I was recently lucky enough to be asked by the fine folks at the Poetry Foundation to whip up a fancy-pants cocktail to celebrate 100 years of Poetry magazine. The cocktail was to be called the Hippocrene after the mythological fountain created by Pegasus. After much experimentation and some very helpful taste-testers, I ended up with:
- 1 1/4 ounces gin
- 3/4 ounce ginger liqueur (domaine de canton)
- 1/2 ounce fresh grapefruit juice
- 1/4 ounce fresh lemon juice
- 1 tablespoon mint tea (brewed at double strength) and chilled
- 2 ounces dry, sparkling wine
- Fresh basil, for garnish
- Dash or two grapefruit bitters
Single glass preparation:
Combine all ingredients except sparkling wine, basil, and bitters (if using) in a mixing glass over ice. Stir and strain into a glass and top with remaining ingredients.

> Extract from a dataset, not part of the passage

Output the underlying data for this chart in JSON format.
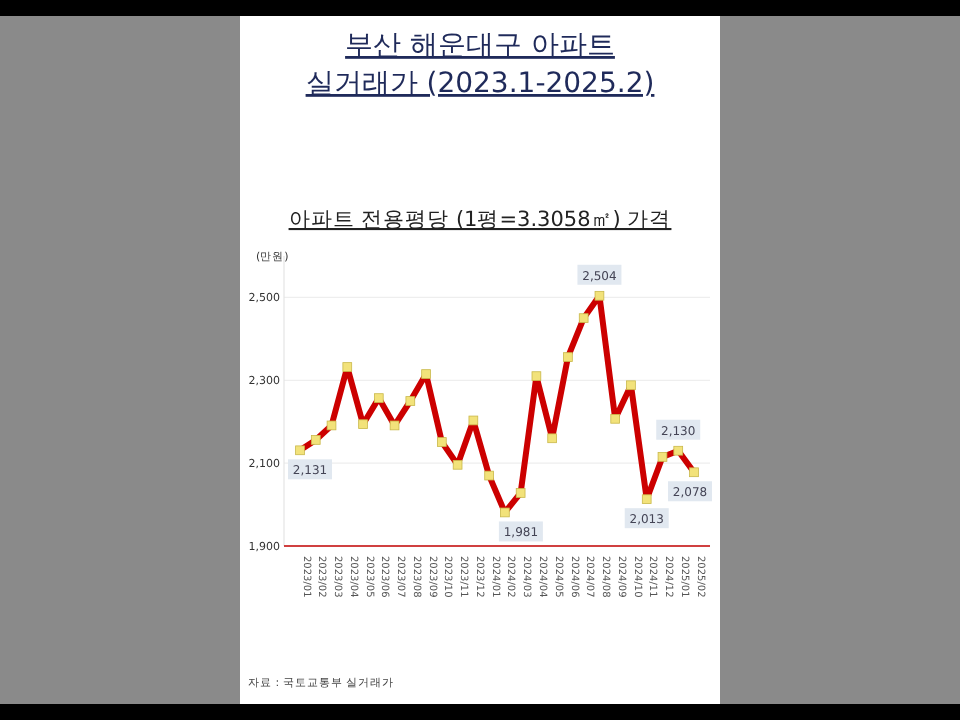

Combine all ingredients (in greater quantities) except sparkling wine, basil and bitters in an adequately sized serving bowl, along with some large blocks of ice. It’s best to let this mixture chill and dilute a little while before adding everything else, but if time is short, it could be refrigerated beforehand and water (sparkling or still) can be added along with the rest of the ingredients at service time. The basil should still be added directly to the glass, as it is the aroma and not necessarily the flavor that you’re after. It would also be nice to garnish the mixing bowl with some citrus slices, for color and a generally vigorous appearance.